According to a new research from BT and KPMG, only a fifth of IT decision-makers in large multinational corporations are confident that their organisation is fully prepared against the threat of cybercriminals. The vast majority of companies feel constrained by regulation, available resources and a dependence on third parties when responding to attacks.
The report, Taking the Offensive – Working together to disrupt digital crime, finds that while 94 percent of IT decision makers are aware that criminal entrepreneurs are blackmailing and bribing employees to gain access to organisations, roughly half (47 percent) admit that they don’t have a strategy in place to prevent it.
The report also finds that 97 percent of respondents experienced a cyber-attack, with half of them reporting an increase in the last two years. At the same time, 91 percent of respondents believe they face obstacles in defending against digital attack, with many citing regulatory obstacles, and 44 percent being concerned about the dependence on third parties for aspects of their response.
Mark Hughes, CEO, BT Security, said, “The industry is now in an arms race with professional criminal gangs and state entities with sophisticated tradecraft. The twenty-first century cybercriminal is a ruthless and efficient entrepreneur, supported by a highly developed and rapidly evolving black market. With cybercrime continuing to escalate, a new approach to digital risk is needed – and that means putting yourself in the shoes of attackers. Businesses need to not only defend against cyberattacks, but also disrupt the criminal organisations that launch those attacks. They should certainly work closer with law enforcement as well as partners in the cyber security marketplace.”

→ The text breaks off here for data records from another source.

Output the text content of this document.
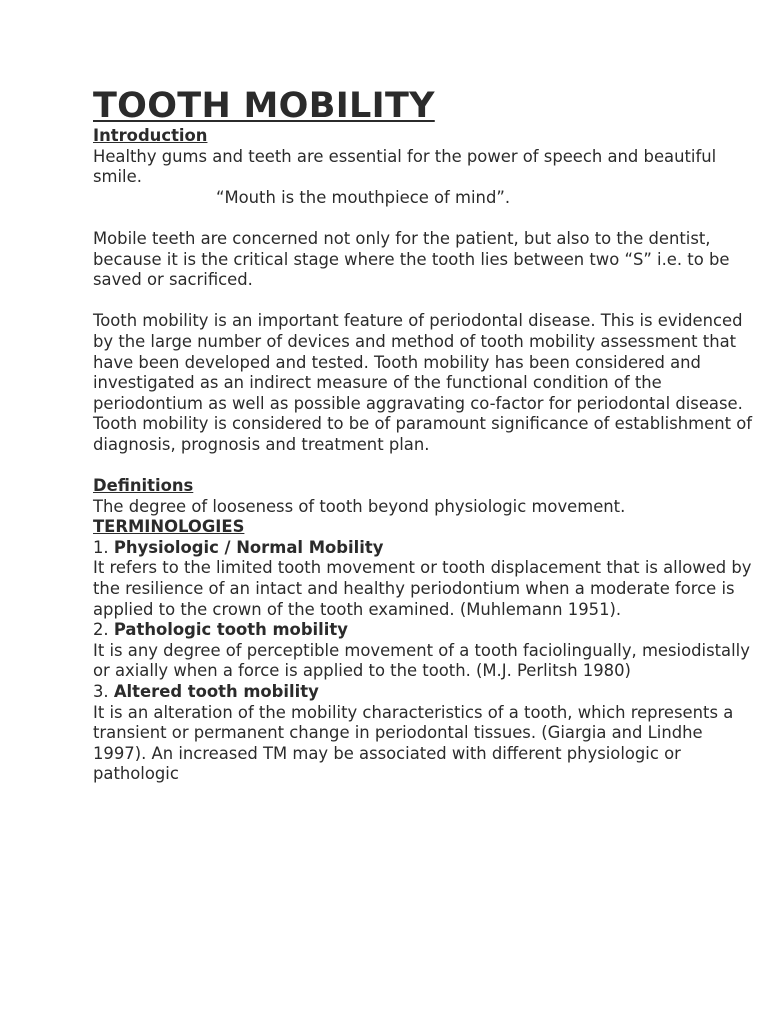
TOOTH MOBILITY
Introduction

Healthy gums and teeth are essential for the power of speech and beautiful smile.

“Mouth is the mouthpiece of mind”.

Mobile teeth are concerned not only for the patient, but also to the dentist, because it is the critical stage where the tooth lies between two “S” i.e. to be saved or sacrificed.

Tooth mobility is an important feature of periodontal disease. This is evidenced by the large number of devices and method of tooth mobility assessment that have been developed and tested. Tooth mobility has been considered and investigated as an indirect measure of the functional condition of the periodontium as well as possible aggravating co-factor for periodontal disease. Tooth mobility is considered to be of paramount significance of establishment of diagnosis, prognosis and treatment plan.

Definitions

The degree of looseness of tooth beyond physiologic movement.

TERMINOLOGIES

1. Physiologic / Normal Mobility

It refers to the limited tooth movement or tooth displacement that is allowed by the resilience of an intact and healthy periodontium when a moderate force is applied to the crown of the tooth examined. (Muhlemann 1951).

2. Pathologic tooth mobility

It is any degree of perceptible movement of a tooth faciolingually, mesiodistally or axially when a force is applied to the tooth. (M.J. Perlitsh 1980)

3. Altered tooth mobility

It is an alteration of the mobility characteristics of a tooth, which represents a transient or permanent change in periodontal tissues. (Giargia and Lindhe 1997). An increased TM may be associated with different physiologic or pathologic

The research also flags the need for budgets to be adjusted, with 60 percent of decision makers reporting that their organisation’s cybersecurity is currently financed by the central IT budget while half of those (50 percent) think it should come from a separate security budget. One major challenge identified by the report is the funding and scale of R&D spending that the criminals can bring to bear on breaching the defences of target companies.
Paul Taylor, UK Head of Cyber Security, KPMG, said, “It’s time to think differently about cyber risk – ditching the talk of hackers – and recognising that our businesses are being targeted by ruthless criminal entrepreneurs with business plans and extensive resources – intent on fraud, extortion or theft of hard won intellectual property.Talking generically about cyber risk doesn’t deliver insight. You need to think about credible attack scenarios against your business and consider how cyber security, fraud control, and business resilience work together to prepare for, and deal with those threats. If that’s done, then cybersecurity can become a mainstream corporate strategy as a vital component of doing business in the digital world.”